Referentenentwurf zum VSBG 2.0

Das Bundesministerium der Justiz und für Verbraucherschutz (BMJV) hat einen Referentenentwurf für eine Überarbeitung des Verbraucherstreitbeilegungsgesetzes (VSBG) vorgelegt (pdf). Welchen Reformbedarf gibt es drei Jahre nach dem Inkrafttreten des Gesetzes?

Was der Gesetzgeber neu regelt

Kernziel der VSBG-Reform ist die feste Verankerung der bisher nur vorübergehend vom Bund finanzierten Auffangschlichtungsstelle in der Verantwortlichkeit des Bundes. Der Referentenentwurf begründet das plausibel damit, dass eine Mehrzahl von Länder-Schlichtungsstellen bei Verbrauchern zu Unsicherheit führen könnte, welche Stelle für ihre Beschwerde zuständig ist. Der Referentenentwurf schätzt die jährlichen Kosten für die zentrale Schlichtungsstelle auf 1,24 Mio. Euro. Diese Größenordnung ist bemerkenswert mit Blick darauf, dass das Zentrum für Schlichtung überwiegend standardisiert und online mit den Parteien kommuniziert. Zudem hat der Zwischenbericht zur Funktionsweise der Allgemeinen Verbraucherschlichtungsstelle (BT-Drs. 19/6890, pdf) gezeigt, dass es innerhalb eines Zeitraums von zwölf Monaten insgesamt nur in 19 Fällen dazu kam, dass das Verfahren vollständig durchgeführt wurde und die Parteien Stellungnahmen austauschten.
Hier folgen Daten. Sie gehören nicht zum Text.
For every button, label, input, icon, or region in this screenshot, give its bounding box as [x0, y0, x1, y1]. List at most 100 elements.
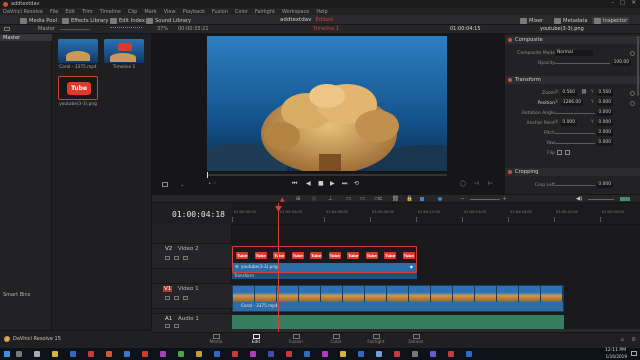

Wenig schlichtungsbegeisterte Unternehmen

Der Blick auf die Statistik des Zentrums für Schlichtung spiegelt auch eine Erfahrung wider, die Verbraucher generell nach Inkrafttreten des VSBG berichten: Wenn sie bei einer Verbraucherschlichtungsstelle Beschwerde einlegen, lehnt das Unternehmen meistens die Teilnahme am Schlichtungsverfahren sogleich ab. Sofern sich die Unternehmen nicht – wie etwa beim Versicherungsombudsmann – bereits vorab zur Teilnahme an der Schlichtung verpflichtet haben, sind sie regelmäßig nicht bereit, sich spontan an einem solchen Verfahren zu beteiligen. Diese Haltung kommt auch in den Pflichtangaben auf den Unternehmenswebseiten zum Ausdruck, wo sich die meisten Unternehmern einer Teilnahme an der Schlichtung kategorisch verschließen.

Schlichtung im Gefolge einer Musterfeststellungsklage?

Während das BMJV bei der Vorbereitung der Erstfassung des VSBG noch durchblicken ließ, bei mangelnder unternehmerischer Schlichtungsfreude auch eine Schlichtungspflicht einzuführen, ist von solchen Plänen aktuell keine Rede. Einige Hoffnungen ruhen derweil auf den Leistungsbegehren von Verbrauchern, die nach dem Abschluss eines stattgebenden Musterfeststellungsurteils zu erwarten sind. Ob freilich eine Musterfeststellungsbeklagte, die sich gegen die Musterfeststellung mit Händen und Füßen gewehrt hat, anschließend einem für sie kostenpflichtigen Zahlungsverfahren freiwillig unterwirft, erscheint doch fraglich. Wahrscheinlicher dürfte sein, dass ein solches Unternehmen entweder einem Vergleich im Musterfeststellungsverfahren zustimmt und die dort festgesetzten Leistungen dann freiwillig zahlt oder aber es in jedem einzelnen Fall auf eine Leistungsklage der Verbraucher ankommen lässt, um diese doch wieder bei ihrem rationalen Desinteresse zu erwischen. In letzterem Falle wäre es dann wieder an den inzwischen etablierten Legal-Tech-Dienstleistern, den Ball aufzunehmen und die Verbraucheransprüche auf dem klassischen Weg gerichtlich durchzusetzen.